Stursa Dominik, Rozsival Pavel, Dolezel Petr
Faculty of Electrical Engineering and Informatics, University of Pardubice, Pardubice, Czechia.
Front Artif Intell. 2024 Dec 13;7:1456844. doi: 10.3389/frai.2024.1456844. eCollection 2024.
A novel methodology for dataset augmentation in the semantic segmentation of coil-coated surface degradation is presented in this study. Deep convolutional generative adversarial networks (DCGAN) are employed to generate synthetic input-target pairs, which closely resemble real-world data, with the goal of expanding an existing dataset.
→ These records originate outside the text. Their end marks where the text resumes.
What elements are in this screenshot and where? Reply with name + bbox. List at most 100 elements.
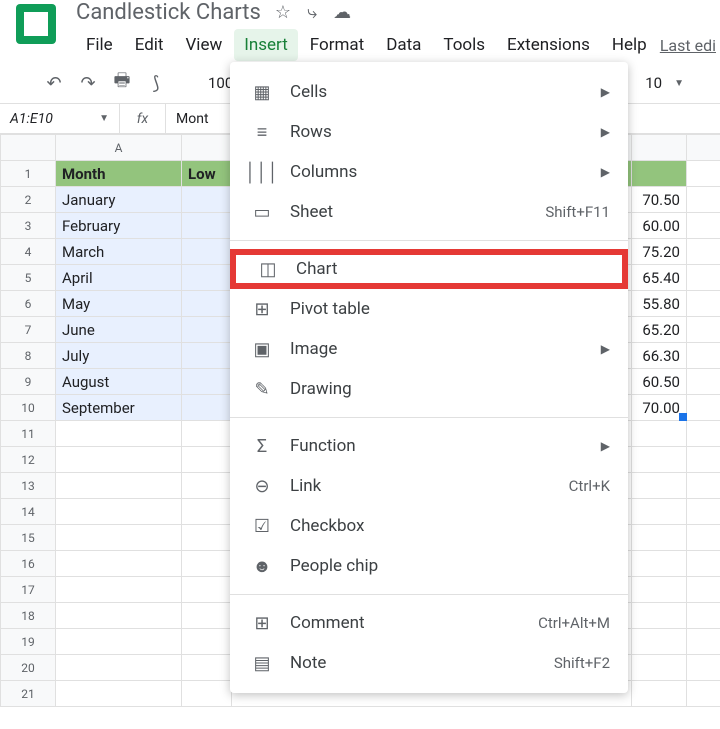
font-size-select[interactable]: 10 ▼ bbox=[637, 74, 692, 92]
cell-month[interactable]: April bbox=[56, 265, 182, 291]
cell[interactable] bbox=[182, 577, 232, 603]
cell-value[interactable]: 55.80 bbox=[632, 291, 687, 317]
cell[interactable] bbox=[687, 603, 720, 629]
row-header[interactable]: 2 bbox=[1, 187, 56, 213]
row-header[interactable]: 3 bbox=[1, 213, 56, 239]
cell[interactable] bbox=[56, 421, 182, 447]
cell-value[interactable]: 66.30 bbox=[632, 343, 687, 369]
cell-month[interactable]: August bbox=[56, 369, 182, 395]
cell[interactable] bbox=[56, 655, 182, 681]
cell[interactable] bbox=[632, 447, 687, 473]
cell-month[interactable]: July bbox=[56, 343, 182, 369]
insert-image[interactable]: ▣Image▶ bbox=[230, 329, 628, 369]
row-header[interactable]: 13 bbox=[1, 473, 56, 499]
cell[interactable] bbox=[182, 213, 232, 239]
cell[interactable] bbox=[632, 161, 687, 187]
select-all-corner[interactable] bbox=[1, 135, 56, 161]
document-title[interactable]: Candlestick Charts bbox=[76, 0, 261, 25]
insert-note[interactable]: ▤NoteShift+F2 bbox=[230, 643, 628, 683]
row-header[interactable]: 21 bbox=[1, 681, 56, 707]
cell[interactable] bbox=[182, 447, 232, 473]
row-header[interactable]: 15 bbox=[1, 525, 56, 551]
cell[interactable] bbox=[182, 421, 232, 447]
cell-value[interactable]: 75.20 bbox=[632, 239, 687, 265]
cell[interactable] bbox=[687, 291, 720, 317]
last-edit-link[interactable]: Last edi bbox=[660, 36, 720, 55]
cell[interactable] bbox=[182, 473, 232, 499]
cell[interactable] bbox=[687, 577, 720, 603]
cell-month[interactable]: January bbox=[56, 187, 182, 213]
column-header[interactable]: A bbox=[56, 135, 182, 161]
cell[interactable] bbox=[56, 473, 182, 499]
cell[interactable] bbox=[182, 265, 232, 291]
cell[interactable] bbox=[182, 369, 232, 395]
insert-checkbox[interactable]: ☑Checkbox bbox=[230, 506, 628, 546]
cell[interactable] bbox=[632, 603, 687, 629]
cell[interactable] bbox=[632, 629, 687, 655]
selection-drag-handle[interactable] bbox=[679, 413, 687, 421]
menu-extensions[interactable]: Extensions bbox=[497, 29, 600, 61]
cell[interactable] bbox=[56, 447, 182, 473]
star-icon[interactable]: ☆ bbox=[275, 2, 291, 23]
cell[interactable] bbox=[182, 239, 232, 265]
cell[interactable] bbox=[687, 161, 720, 187]
row-header[interactable]: 1 bbox=[1, 161, 56, 187]
cell[interactable] bbox=[687, 525, 720, 551]
insert-columns[interactable]: │││Columns▶ bbox=[230, 152, 628, 192]
column-header[interactable] bbox=[182, 135, 232, 161]
insert-function[interactable]: ΣFunction▶ bbox=[230, 426, 628, 466]
cell-header[interactable]: Low bbox=[182, 161, 232, 187]
menu-edit[interactable]: Edit bbox=[125, 29, 174, 61]
cell-value[interactable]: 70.50 bbox=[632, 187, 687, 213]
insert-link[interactable]: ⊖LinkCtrl+K bbox=[230, 466, 628, 506]
name-box[interactable]: A1:E10 ▼ bbox=[0, 104, 120, 133]
print-icon[interactable]: 🖶 bbox=[108, 69, 136, 97]
row-header[interactable]: 16 bbox=[1, 551, 56, 577]
menu-view[interactable]: View bbox=[175, 29, 232, 61]
insert-rows[interactable]: ≡Rows▶ bbox=[230, 112, 628, 152]
cell[interactable] bbox=[182, 629, 232, 655]
menu-help[interactable]: Help bbox=[602, 29, 657, 61]
insert-pivot-table[interactable]: ⊞Pivot table bbox=[230, 289, 628, 329]
cell[interactable] bbox=[182, 395, 232, 421]
cell[interactable] bbox=[182, 525, 232, 551]
row-header[interactable]: 7 bbox=[1, 317, 56, 343]
menu-data[interactable]: Data bbox=[376, 29, 431, 61]
column-header[interactable] bbox=[687, 135, 720, 161]
cell[interactable] bbox=[56, 499, 182, 525]
cell[interactable] bbox=[687, 681, 720, 707]
cell[interactable] bbox=[632, 525, 687, 551]
undo-icon[interactable]: ↶ bbox=[40, 69, 68, 97]
cell-month[interactable]: June bbox=[56, 317, 182, 343]
cell[interactable] bbox=[182, 551, 232, 577]
cell[interactable] bbox=[687, 551, 720, 577]
cell[interactable] bbox=[56, 577, 182, 603]
cell[interactable] bbox=[56, 629, 182, 655]
cell[interactable] bbox=[182, 499, 232, 525]
insert-people-chip[interactable]: ☻People chip bbox=[230, 546, 628, 586]
cell[interactable] bbox=[687, 421, 720, 447]
cell-value[interactable]: 60.00 bbox=[632, 213, 687, 239]
cell[interactable] bbox=[56, 551, 182, 577]
cell[interactable] bbox=[56, 603, 182, 629]
cell[interactable] bbox=[182, 681, 232, 707]
cell[interactable] bbox=[687, 343, 720, 369]
cell[interactable] bbox=[687, 473, 720, 499]
cell[interactable] bbox=[687, 447, 720, 473]
cell-month[interactable]: September bbox=[56, 395, 182, 421]
cell[interactable] bbox=[632, 577, 687, 603]
cell-value[interactable]: 70.00 bbox=[632, 395, 687, 421]
menu-tools[interactable]: Tools bbox=[433, 29, 495, 61]
move-icon[interactable]: ⤷ bbox=[307, 2, 317, 23]
insert-cells[interactable]: ▦Cells▶ bbox=[230, 72, 628, 112]
row-header[interactable]: 17 bbox=[1, 577, 56, 603]
cell[interactable] bbox=[632, 551, 687, 577]
row-header[interactable]: 19 bbox=[1, 629, 56, 655]
row-header[interactable]: 18 bbox=[1, 603, 56, 629]
cell[interactable] bbox=[687, 239, 720, 265]
cell[interactable] bbox=[687, 317, 720, 343]
cell-value[interactable]: 60.50 bbox=[632, 369, 687, 395]
cell[interactable] bbox=[632, 499, 687, 525]
cell-value[interactable]: 65.20 bbox=[632, 317, 687, 343]
cell[interactable] bbox=[56, 525, 182, 551]
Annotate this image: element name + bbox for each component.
These augmented datasets are used to train two state-of-the-art models, U-net, and DeepLabV3, for the precise detection of degradation areas around scribes. In a series of experiments, it was demonstrated that the introduction of synthetic data improves the models' performance in detecting degradation, especially when the ratio of synthetic to real data is carefully managed. Results indicate that optimal improvements in accuracy and F1-score are achieved when the ratio of synthetic to original data is between 0.2 and 0.5. Moreover, the advantages and limitations of different GAN architectures for dataset expansion are explored, with specific attention to their ability to produce realistic and diverse samples. This work offers a scalable solution to the challenges associated with creating large and diverse annotated datasets for industrial applications of coil coating degradation assessment. The proposed approach provides a significant contribution by improving model generalization and segmentation accuracy while reducing the burden of manual data annotation. These findings have important implications for industries relying on coil coatings, as more efficient and accurate degradation detection methods are enabled.
本研究提出了一种用于卷材涂层表面降解语义分割中数据集扩充的新方法。采用深度卷积生成对抗网络(DCGAN)来生成与真实世界数据极为相似的合成输入-目标对,以扩充现有数据集。这些扩充后的数据集用于训练两种先进模型——U-net和DeepLabV3,用于精确检测划痕周围的降解区域。在一系列实验中,结果表明引入合成数据可提高模型在检测降解方面的性能,尤其是在仔细控制合成数据与真实数据的比例时。结果表明,当合成数据与原始数据的比例在0.2至0.5之间时,可实现精度和F1分数的最佳提升。此外,还探讨了不同GAN架构在数据集扩充方面的优缺点,特别关注它们生成逼真且多样样本的能力。这项工作为卷材涂层降解评估工业应用中创建大型多样标注数据集所面临的挑战提供了一种可扩展的解决方案。所提出的方法通过提高模型泛化能力和分割精度,同时减轻人工数据标注负担,做出了重大贡献。这些发现对依赖卷材涂层的行业具有重要意义,因为实现了更高效、准确的降解检测方法。